The college-opportunity gap widens whenever a student from a low-income background does not go to college or falls short of finishing a degree. While many scholars agree the problem exists, there is also a research gap as to the causes and solutions.
American University’s new Center for Postsecondary Readiness and Success aims to close both gaps by partnering with high school counselors, postsecondary experts, and scholars around the nation to produce pioneering new research on ways to make higher education more available to underserved populations.
Housed in the School of Education (SOE), the center is the first of its kind to critically examine school counseling systems, college advising practices, systemic inequities, and other patterns that work against students from low-income backgrounds, new-majority and first-generation students, and students of color.
Part of the solution involves training more high school counselors, says Laura Owen, the center’s inaugural director. The national ratio of students to counselors is 482 to 1, according to the National Association for College Admission Counseling and the American School Counselor Association. Both organizations recommend a ratio of 250 to 1—a goal so far achieved only in the less populated states of New Hampshire, Vermont, and Wyoming.
In addition to seeking better training for career guidance advisors and stronger financial aid support, the center helps students better prepare for college by texting them timely information as they need it. The UpNext texting program sends messages about everything from preparing for the SATs and ACTs to applying for financial aid. Through partnerships, the center is bringing messaging support to 3,500 rising DC college freshmen and 1,500 rising DC college sophomores.
All this research comes at a time when the number of young Americans who receive more education than their parents lags behind the numbers in many other countries.
Owen and SOE dean Cheryl Holcomb-McCoy have done extensive work addressing systemic college-opportunity challenges. Since launching the center, they have assembled an advisory board of more than 20 national experts from multiple fields. They bring concrete ideas for improving the odds of low-income, first-generation, and new-majority students getting into—and finishing—degree programs at two- and four-year institutions.
Guided by these education scholars, practitioners, and leaders, the center is looking at models of student support, such as school counseling and postsecondary advising, with the aim of introducing new frameworks for postsecondary success.
The center has defined its core goals: One is to identify common practitioner competencies that give students good postsecondary guidance. Another is to reimagine, reframe, and conduct interdisciplinary research on effective practices to support equitable student postsecondary exploration and planning.
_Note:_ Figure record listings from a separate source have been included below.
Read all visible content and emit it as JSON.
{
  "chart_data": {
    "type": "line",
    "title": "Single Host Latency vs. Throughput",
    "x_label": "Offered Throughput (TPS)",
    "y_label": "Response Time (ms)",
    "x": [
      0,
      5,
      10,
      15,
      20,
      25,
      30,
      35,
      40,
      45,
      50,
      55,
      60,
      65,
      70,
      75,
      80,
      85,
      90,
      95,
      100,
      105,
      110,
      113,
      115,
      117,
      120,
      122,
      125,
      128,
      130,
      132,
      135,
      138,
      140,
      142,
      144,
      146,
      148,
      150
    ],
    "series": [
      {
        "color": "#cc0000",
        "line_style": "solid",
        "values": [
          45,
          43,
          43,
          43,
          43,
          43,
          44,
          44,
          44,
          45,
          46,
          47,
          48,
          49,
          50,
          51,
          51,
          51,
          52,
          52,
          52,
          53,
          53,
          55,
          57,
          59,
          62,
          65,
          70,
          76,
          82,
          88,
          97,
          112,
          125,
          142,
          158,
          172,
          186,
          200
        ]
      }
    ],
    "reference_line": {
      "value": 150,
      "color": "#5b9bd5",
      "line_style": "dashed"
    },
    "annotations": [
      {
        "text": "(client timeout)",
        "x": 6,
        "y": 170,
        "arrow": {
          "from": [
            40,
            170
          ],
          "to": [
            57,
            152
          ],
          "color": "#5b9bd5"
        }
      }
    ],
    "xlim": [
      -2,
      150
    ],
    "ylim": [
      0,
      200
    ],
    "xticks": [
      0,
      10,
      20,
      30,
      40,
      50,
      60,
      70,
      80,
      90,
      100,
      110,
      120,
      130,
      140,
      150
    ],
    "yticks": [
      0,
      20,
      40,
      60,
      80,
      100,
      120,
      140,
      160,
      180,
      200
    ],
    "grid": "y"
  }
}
Also on the agenda is to provide practitioners, families, and students with user-friendly reports containing information they need to improve postsecondary success. In the long term, it is about giving students tools and practices that can be replicated throughout US schools.
The center has already received three grants totaling more than $400,000 from Civic Nation, the Kresge Foundation, and Raise DC.
Owen and Holcomb-McCoy also are involved in the Reach Higher Initiative spearheaded by former first lady Michelle Obama. Its goal is to help students around the country continue their education beyond high school, whether through professional training programs, community colleges, or institutions offering four-year degrees.